Writing daily is good but it’s not enough.
It’s great advice if you’re a beginner
Beginners need to focus on just writing. Forget about the ego stats of likes, shares, and reposts. Focus on publishing your writing so you build the muscle. Beginners start writing consistently because it’s a basic skill to build like doing body-weight push-ups before weightlifting.
Focus on mastering the basics first.
But it misses nuance of actual improvement.
What the advice of “write consistently” leaves out is that you hit a plateau after 100 published pieces.
Your writing skills don’t improve. You keep repeating the same habits. Keep getting the same results. Improvement has halted.
Now you’re in a writing limbo where 99% of writers quit.
Instead, you must Edit if you want to see improvement.
Writing is nothing without editing.
Writing without editing is like training for a sport but refusing to look at past game footage.
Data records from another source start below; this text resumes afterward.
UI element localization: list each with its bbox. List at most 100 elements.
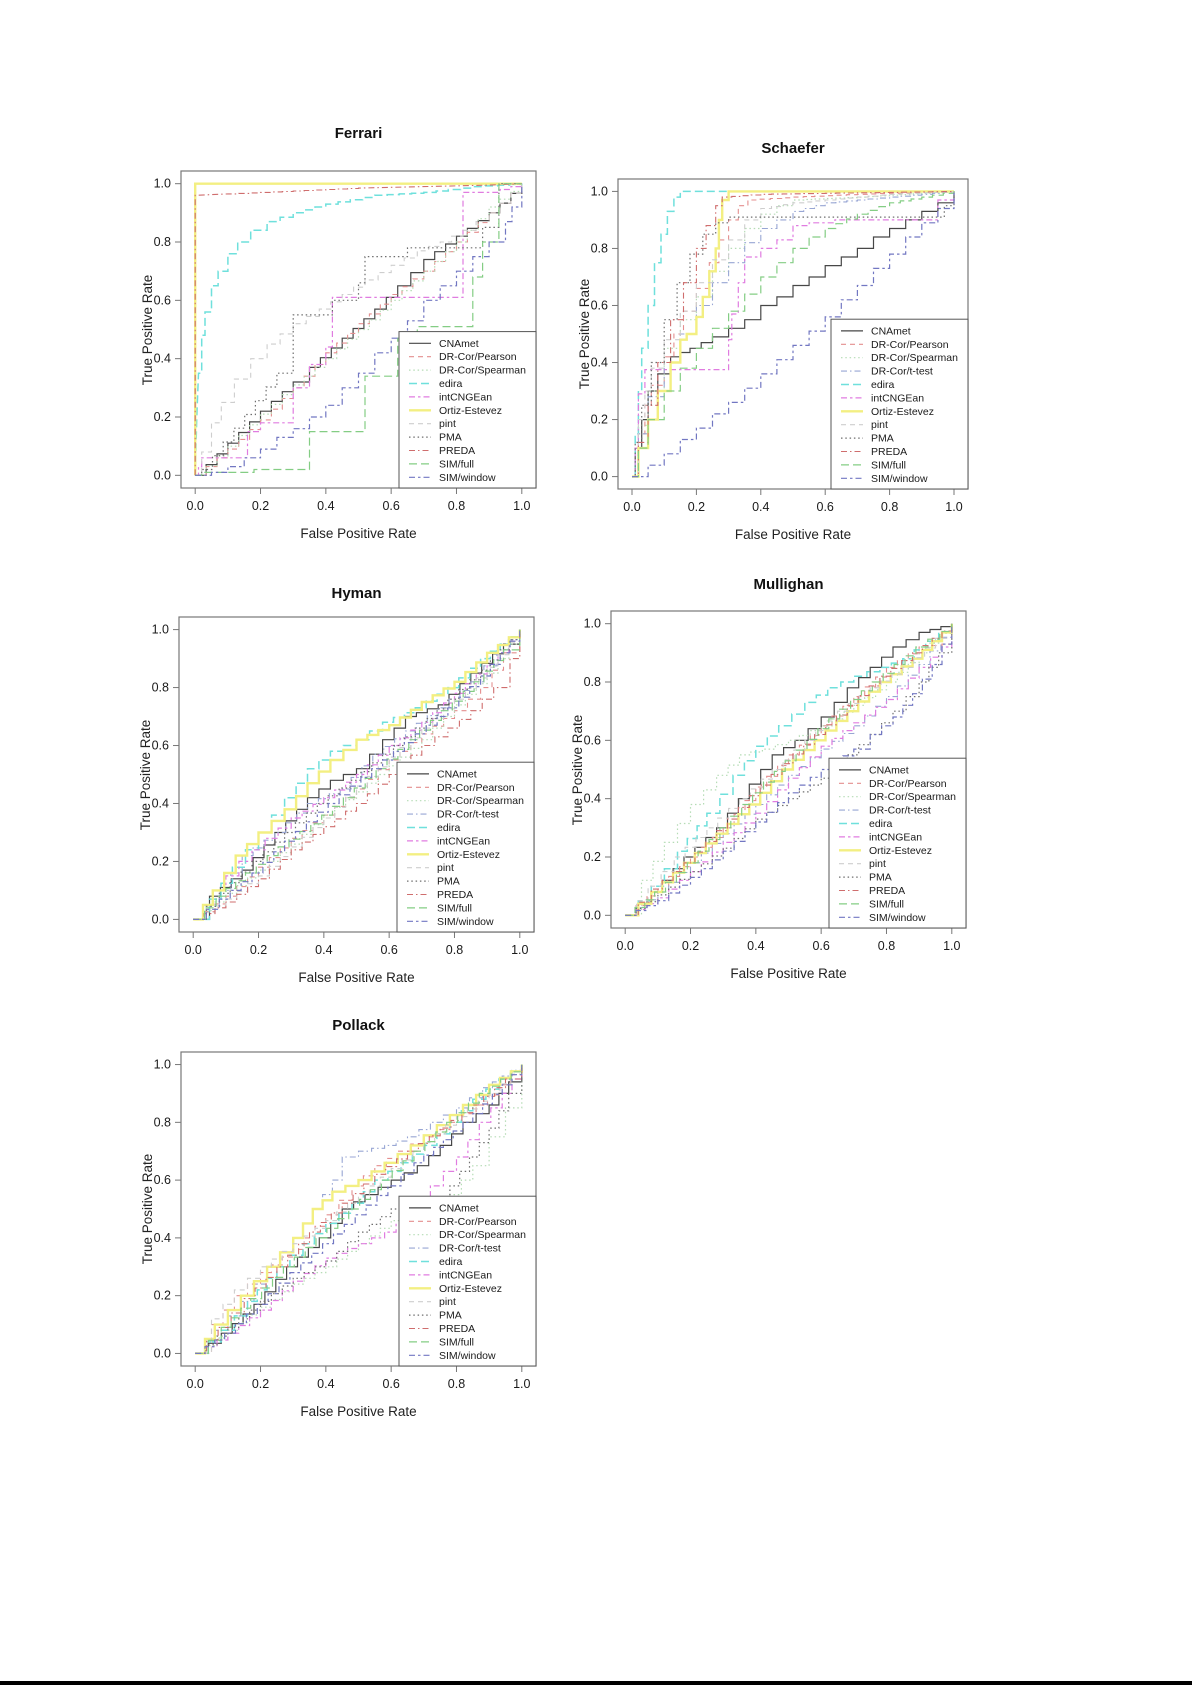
x-axis-label: False Positive Rate [300, 526, 417, 541]
x-tick-label: 0.4 [317, 1377, 334, 1391]
bottom-black-bar [0, 1681, 1192, 1685]
panel-pollack: Pollack 0.0 0.0 0.2 0.2 0.4 0.4 0.6 0.6 0.8 0.8 1.… [86, 982, 561, 1426]
legend-label: SIM/full [437, 902, 472, 914]
legend-label: PMA [869, 872, 892, 884]
legend-box [828, 757, 967, 929]
y-axis-label: True Positive Rate [577, 278, 592, 390]
legend-label: DR-Cor/Spearman [439, 1229, 526, 1241]
y-tick-label: 0.8 [154, 1115, 171, 1129]
x-tick-label: 0.2 [252, 1377, 269, 1391]
y-tick-label: 0.6 [591, 298, 608, 312]
x-tick-label: 0.8 [448, 499, 465, 513]
legend-label: DR-Cor/t-test [439, 1243, 501, 1255]
x-tick-label: 0.2 [688, 500, 705, 514]
legend-label: SIM/window [869, 912, 926, 924]
y-tick-label: 0.2 [154, 410, 171, 424]
series-path-SIM/full [195, 1064, 523, 1354]
y-tick-label: 1.0 [154, 1058, 171, 1072]
legend-box [398, 1195, 537, 1367]
legend-label: pint [869, 858, 886, 870]
series-path-DR-Cor/Pearson [625, 623, 953, 916]
y-tick-label: 0.0 [591, 470, 608, 484]
series-path-edira [625, 623, 953, 917]
legend-label: edira [439, 1256, 463, 1268]
legend-label: edira [871, 379, 895, 391]
series-path-Ortiz-Estevez [193, 629, 521, 921]
series-path-PREDA [194, 183, 522, 476]
series-path-SIM/full [632, 191, 955, 478]
x-tick-label: 0.0 [187, 499, 204, 513]
panel-ferrari: Ferrari 0.0 0.0 0.2 0.2 0.4 0.4 0.6 0.6 0.8 0.8 1.… [86, 101, 561, 548]
series-path-DR-Cor/Pearson [195, 1064, 523, 1354]
y-tick-label: 0.0 [154, 468, 171, 482]
y-tick-label: 0.8 [154, 235, 171, 249]
chart-title: Ferrari [334, 125, 383, 142]
x-tick-label: 0.8 [878, 939, 895, 953]
legend-label: intCNGEan [439, 1269, 492, 1281]
legend-label: DR-Cor/t-test [437, 809, 499, 821]
legend-label: PREDA [437, 889, 473, 901]
legend-label: PMA [439, 432, 462, 444]
roc-plot-ferrari: 0.0 0.0 0.2 0.2 0.4 0.4 0.6 0.6 0.8 0.8 1.0 1.0 CNAm… [154, 170, 537, 513]
legend-label: DR-Cor/t-test [871, 366, 933, 378]
x-tick-label: 1.0 [513, 499, 530, 513]
series-path-intCNGEan [625, 623, 953, 916]
plot-box [180, 170, 537, 489]
legend-label: CNAmet [871, 325, 911, 337]
legend-box [396, 761, 535, 933]
series-path-DR-Cor/Pearson [632, 191, 955, 478]
x-tick-label: 0.0 [623, 500, 640, 514]
series-path-SIM/window [193, 629, 521, 920]
y-tick-label: 1.0 [584, 617, 601, 631]
series-path-intCNGEan [193, 629, 521, 920]
series-path-DR-Cor/Pearson [193, 629, 521, 920]
chart-title: Hyman [331, 585, 382, 602]
legend-label: DR-Cor/Spearman [439, 365, 526, 377]
legend-label: DR-Cor/Pearson [871, 339, 949, 351]
legend-label: SIM/full [871, 459, 906, 471]
x-tick-label: 0.4 [317, 499, 334, 513]
x-tick-label: 0.4 [315, 943, 332, 957]
legend-label: intCNGEan [871, 392, 924, 404]
series-path-edira [194, 183, 523, 476]
legend-label: DR-Cor/t-test [869, 805, 931, 817]
roc-plot-pollack: 0.0 0.0 0.2 0.2 0.4 0.4 0.6 0.6 0.8 0.8 1.0 1.0 CNAm… [154, 1051, 537, 1391]
x-tick-label: 0.2 [250, 943, 267, 957]
series-path-PREDA [195, 1064, 523, 1354]
series-path-edira [632, 190, 954, 478]
series-path-PMA [195, 183, 522, 476]
y-tick-label: 0.0 [584, 908, 601, 922]
legend-label: Ortiz-Estevez [871, 406, 934, 418]
series-path-intCNGEan [632, 191, 955, 478]
legend-label: PREDA [869, 885, 905, 897]
legend-label: DR-Cor/Pearson [437, 782, 515, 794]
series-path-pint [195, 1064, 523, 1354]
legend-label: DR-Cor/Pearson [869, 778, 947, 790]
y-tick-label: 0.4 [584, 792, 601, 806]
legend-label: SIM/window [437, 916, 494, 928]
x-tick-label: 0.6 [382, 499, 399, 513]
y-tick-label: 0.8 [152, 681, 169, 695]
y-tick-label: 0.4 [152, 796, 169, 810]
y-axis-label: True Positive Rate [138, 719, 153, 830]
x-tick-label: 0.0 [187, 1377, 204, 1391]
legend-label: Ortiz-Estevez [869, 845, 932, 857]
legend-label: CNAmet [439, 338, 479, 350]
y-axis-label: True Positive Rate [570, 714, 585, 825]
legend-label: DR-Cor/Spearman [437, 795, 524, 807]
y-tick-label: 1.0 [152, 623, 169, 637]
series-path-SIM/window [195, 1064, 523, 1354]
x-tick-label: 0.8 [448, 1377, 465, 1391]
legend-label: SIM/window [871, 473, 928, 485]
y-tick-label: 0.4 [591, 356, 608, 370]
legend-label: intCNGEan [437, 835, 490, 847]
legend-label: DR-Cor/Pearson [439, 351, 517, 363]
x-tick-label: 1.0 [511, 943, 528, 957]
legend-label: CNAmet [869, 764, 909, 776]
y-tick-label: 0.2 [152, 854, 169, 868]
legend-label: DR-Cor/Spearman [869, 791, 956, 803]
legend-label: SIM/full [869, 898, 904, 910]
legend-label: pint [439, 418, 456, 430]
x-tick-label: 0.0 [617, 939, 634, 953]
y-tick-label: 0.2 [154, 1289, 171, 1303]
Kobe Bryant didn’t become the best through sole focus on training. He reviewed game footage and improved his skills piece by piece.
It’s the same with editing.
Editing is where you sharpen your skills. Build a consistent editing habit. And watch your writing improve.
Here’s a Strategy for Improving your Writing:
Strategy Sections are arranged in 3 steps:
The Diagnosis: What’s the root problem?
The Compass: How do you overcome unexpected hurdles?
The Action Plan: What are the tactics to solve the problem?
The Diagnosis: The problem is that you’ve never written before.
The Compass: Focus on Output.
The Action Plan: Publish & Edit
Publish to a regular cadence. Whatever you can keep up.
But follow an editing plan before you publish like the following:
Stage 1) Edit for Intentions — Are your word choices clear?
Stage 2) Edit for Hooks — Is it engaging for the reader?
Stage 3) Edit for Clarity — Is it clear?
Following any type of editing plan will improve your writing skills.